Uga Siliwangi, Bahasa Indonesia
Prabu Siliwangi berkata kepada warga Pajajaran yang ikut mundur sebelum menghilang, “Perjalanan kita hanya sampai hari ini meskipun kalian semua setia kepadaku! Aku tidak boleh membawa-bawa kalian pada masalah ini, ikut-ikutan hidup sengsara, ikut kumal sambil kelaparan. Kalian harus memilih untuk hidup selanjutnya supaya nanti bisa hidup makmur dan kaya raya, bisa mendirikan lagi Pajajaran! Bukan Pajajaran seperti yang sekarang ini, melainkan Pajajaran yang berdirinya dibangkitkan oleh perkembangan zaman! Pilih! Aku tidak akan menghalang-halangi sebab bagiku, tidak pantas menjadi raja yang seluruh rakyatnya selalu lapar dan sengsara.”Dengarkan! Kalian yang masih ingin mengikutiku, cepat pergi pisahkan diri ke sebelah Selatan! Kalian yang ingin kembali ke kota yang ditinggalkan, cepat pisahkan diri ke sebelah Utara! Kalian yang ingin mengabdi kepada penguasa yang sedang jaya, segera pisahkan diri ke sebelah Timur! Kalian yang tidak ingin mengikuti siapa pun, segera pisahkan diri ke sebelah Barat!

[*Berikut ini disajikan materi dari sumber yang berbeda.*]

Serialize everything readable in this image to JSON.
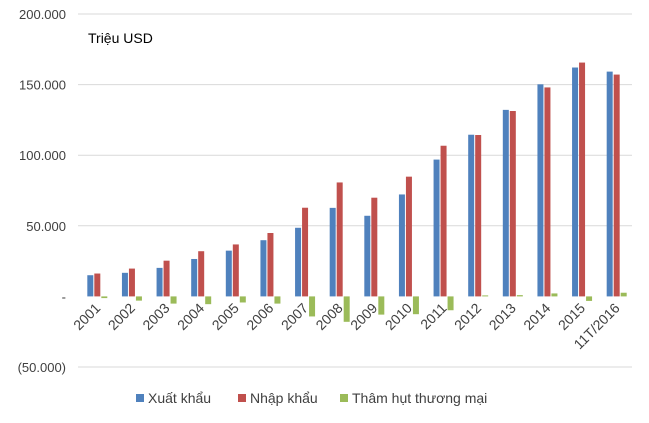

Dengarkan! Kalian yang di sebelah Timur, harus tahu. Kejayaan mengikuti kalian. Iya benar sekali, keturunan kalian yang nantinya bakal memerintah saudara-saudara kita dan orang lain. Akan tetapi, harus tahu. Mereka akan memerintah dengan cara yang keterlaluan. Nanti akan tiba pembalasan atas segala perbuatan mereka. Cepat pergi!
Kalian yang berada di sebelah Barat! Telusuri oleh kalian jejak Ki Santang! Hal itu disebabkan nantinya keturunan kalian yang mengingatkan saudara-saudara kita dan orang lain. Keturunan kalian itu yang akan berupaya memberikan peringatan dan penyadaran kepada teman-teman sekampung, saudara-saudara kita yang berupaya untuk hidup rukun melangkah bersama sependirian, dan kepada semua orang yang baik hatinya. Nanti, suatu saat, kalau di tengah malam dari Gunung Halimun terdengar teriakan meminta tolong, nah itulah tandanya, seluruh keturunan kalian dipanggil oleh dia yang akan menikah di Lebak Cawene. Jangan telat serta jangan bersikap dan berperilaku berlebihan sebab telaga akan meluap menimbulkan banjir. Cepat pergi! Jangan menengok ke belakang!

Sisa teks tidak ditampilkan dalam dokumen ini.